Kadının olduğu her yerde Hîlala Zêrîn bulunuyor. Tüm kadınlara ulaşmak için kapsamlı bir çalışma yürütülüyor. Kültürün korunması için kesinlikle kadına ihtiyaç vardır. Kültürü korumak, savunmak örgütlü kadınlarla olur. Hîlala Zêrîn’e bağlı grupların tüm etkinlikleriyle yakından ilgileniyoruz fakat sadece bununla sınırlı kalmıyoruz. Önceliğimiz kadın örgütlülüğüdür. Hîlala Zêrîn Kültür Hareketi olarak tüm şehirlerde kadınlara ulaşmak ilk hedefimizdir. Örgütsüz ve eğitimsiz kadın, örgütsüz ve eğitimsiz toplum anlamına gelir. Kendi kültürü ile büyümeyen bir çocuk ne toprağını ne de kültürünü koruyabilir. Çocukların doğru gelişim sağlayabilmeleri için kültürel eğitimlerimiz var ve bu eğitimler daha da güçlendirilmeye çalışılıyor. 6-15 yaşları arasında olan çocuklara müzik başta olmak üzere, folklor, tiyatro ve resim eğitimleri veren Hîlala Zêrîn Kadın Kültür ve Sanat Hareketi içerisinde tüm halklar yer alıyor ve kendi kültürlerini koruma şansı elde ediyor.
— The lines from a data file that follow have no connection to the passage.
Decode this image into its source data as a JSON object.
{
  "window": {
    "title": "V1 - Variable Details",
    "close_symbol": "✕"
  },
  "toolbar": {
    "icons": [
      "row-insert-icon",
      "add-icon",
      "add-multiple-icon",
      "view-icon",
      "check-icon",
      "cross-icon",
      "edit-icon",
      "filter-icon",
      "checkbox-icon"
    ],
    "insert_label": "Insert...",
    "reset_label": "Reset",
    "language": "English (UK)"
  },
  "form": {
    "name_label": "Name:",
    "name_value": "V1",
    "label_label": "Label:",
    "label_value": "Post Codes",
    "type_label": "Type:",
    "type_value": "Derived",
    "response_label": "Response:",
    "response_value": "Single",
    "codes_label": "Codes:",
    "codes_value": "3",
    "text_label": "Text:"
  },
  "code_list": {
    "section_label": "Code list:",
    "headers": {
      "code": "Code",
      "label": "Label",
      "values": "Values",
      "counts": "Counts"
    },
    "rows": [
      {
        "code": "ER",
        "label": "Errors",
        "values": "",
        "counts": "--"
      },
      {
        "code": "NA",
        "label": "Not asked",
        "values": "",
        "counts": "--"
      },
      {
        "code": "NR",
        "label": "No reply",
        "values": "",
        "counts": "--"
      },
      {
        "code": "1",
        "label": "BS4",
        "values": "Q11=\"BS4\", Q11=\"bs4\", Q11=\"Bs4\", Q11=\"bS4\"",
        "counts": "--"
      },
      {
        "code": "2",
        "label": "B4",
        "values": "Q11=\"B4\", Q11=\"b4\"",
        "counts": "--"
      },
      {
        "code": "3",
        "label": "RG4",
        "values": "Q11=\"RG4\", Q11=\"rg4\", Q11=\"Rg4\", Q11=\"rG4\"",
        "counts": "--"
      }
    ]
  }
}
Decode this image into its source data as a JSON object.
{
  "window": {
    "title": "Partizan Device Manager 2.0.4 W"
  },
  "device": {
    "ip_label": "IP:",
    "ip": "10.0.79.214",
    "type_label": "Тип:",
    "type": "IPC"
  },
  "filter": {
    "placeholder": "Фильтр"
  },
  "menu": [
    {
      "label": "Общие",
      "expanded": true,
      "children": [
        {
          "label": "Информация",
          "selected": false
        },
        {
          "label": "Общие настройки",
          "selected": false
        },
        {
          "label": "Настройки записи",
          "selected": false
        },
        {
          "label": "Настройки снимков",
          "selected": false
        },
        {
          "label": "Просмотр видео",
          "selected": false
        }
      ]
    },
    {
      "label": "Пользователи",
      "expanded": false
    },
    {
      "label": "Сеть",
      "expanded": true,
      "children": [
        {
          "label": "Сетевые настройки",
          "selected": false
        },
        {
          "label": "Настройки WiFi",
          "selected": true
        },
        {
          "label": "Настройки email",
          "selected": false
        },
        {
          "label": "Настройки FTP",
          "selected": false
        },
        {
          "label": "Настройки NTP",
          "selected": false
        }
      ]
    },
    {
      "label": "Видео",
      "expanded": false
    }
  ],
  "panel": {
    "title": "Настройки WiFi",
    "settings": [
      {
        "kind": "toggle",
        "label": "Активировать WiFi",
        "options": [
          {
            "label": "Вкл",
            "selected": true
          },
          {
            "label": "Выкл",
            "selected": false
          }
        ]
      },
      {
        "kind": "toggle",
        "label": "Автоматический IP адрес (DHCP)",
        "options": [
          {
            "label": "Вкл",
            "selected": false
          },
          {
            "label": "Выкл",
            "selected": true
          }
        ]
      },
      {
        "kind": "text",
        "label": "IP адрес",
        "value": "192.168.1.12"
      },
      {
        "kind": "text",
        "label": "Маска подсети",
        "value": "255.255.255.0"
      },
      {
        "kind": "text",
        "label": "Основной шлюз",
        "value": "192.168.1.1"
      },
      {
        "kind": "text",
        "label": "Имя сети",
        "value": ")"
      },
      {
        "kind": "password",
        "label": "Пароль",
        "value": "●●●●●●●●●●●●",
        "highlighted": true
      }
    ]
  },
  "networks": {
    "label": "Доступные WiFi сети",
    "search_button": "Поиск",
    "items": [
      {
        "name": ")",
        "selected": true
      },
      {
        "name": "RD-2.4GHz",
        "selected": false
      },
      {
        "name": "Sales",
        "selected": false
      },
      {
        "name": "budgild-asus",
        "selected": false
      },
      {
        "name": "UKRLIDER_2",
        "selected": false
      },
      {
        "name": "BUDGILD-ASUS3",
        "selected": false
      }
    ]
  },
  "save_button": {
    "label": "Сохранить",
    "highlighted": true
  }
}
Kadınların öz savunma konusunu ele alan sanat eserlerinin ve etkinliklerin toplumsal cinsiyet eşitliği mücadelesine yansımaları oldu mu? Bu konuda gerek örgütlenmenizden gerekse dış etkenlerden kaynaklı ne tür sıkıntılar yaşıyorsunuz?
Toplum içerisinde kadının yeri ve sınırları, ataerkil zihniyet tarafından çizilmişti. Kadın evinden dışarı çıkamazdı. Hatta evi içerisinde bile sınırları çizilmişti. Bunun ötesine geçemezdi. Böyle bir girişimi olan kadın, toplum tarafından benimsenmezdi. Toplum içerisinde meşhur olan ayıp kelimesi yaygındı. Kadın toplumun temel taşını oluştururken toplum içerisinde en son sıralarda yer alır duruma koyulmuştu. Kültür ve sanat faaliyetlerinin sadece folklor ve şarkı söyleme yeri olduğu algısı yaygındı. Kültür, halay ve şarkıdan ibaret değildir. Kültür ve sanat faaliyetlerinde halay ve şarkılar olabilir ama faaliyetlerimizde bir aracı pozisyonundadır. Devrimi ve devrimle yaratılan kültürü sanat aracılığıyla ulaştırmadır. Erkek egemen zihniyetine karşı büyük bir mücadele yürütüldü. Kadının rengiyle, eliyle ve mücadelesiyle kurulan Hîlala Zêrîn’i gerekli görmüyorlardı. Kültür ve sanat faaliyetlerinin olması yeterli görülüyordu.
Kadının öz savunmasının gelişmesiyle, özellikle eğitimlerle zihniyet değişimi istenen düzeyde olmasa da yaşandı. Öz savunması gelişen kadın, topluma öncülük etme rolünü tekrar kazanarak kültür ve sanat faaliyetlerinde de aktifleşti. Yaşamın tüm alanlarından mahrum bırakılan kadın artık eğitimden sağlığa, ekonomiye ve kültür-sanata kadar yerini aldı. Bir tiyatroda yerini alamayan, bir şarkıda sahne alamayan, bir ekonomi projesinde sözü geçmeyen kadın artık kendini yönetir duruma geldi. Kadın, kültür ve sanat, eğitim, ekonomi ve siyasette kendi kendini yönetmemesi öz savunmasının olmaması demektir. Devrimin en büyük avantajı kadınlarının kendi kendini yönetmesiydi. Kadınlar, örgütlenerek güçlendi ve öz savunmasını geliştirdi. Öz savunmasız kadın, her türlü saldırıya maruz kalır. Kültür ve sanatla da kadının öz savunması geliştirilerek toplumsal cinsiyet eşitliği sağlandı.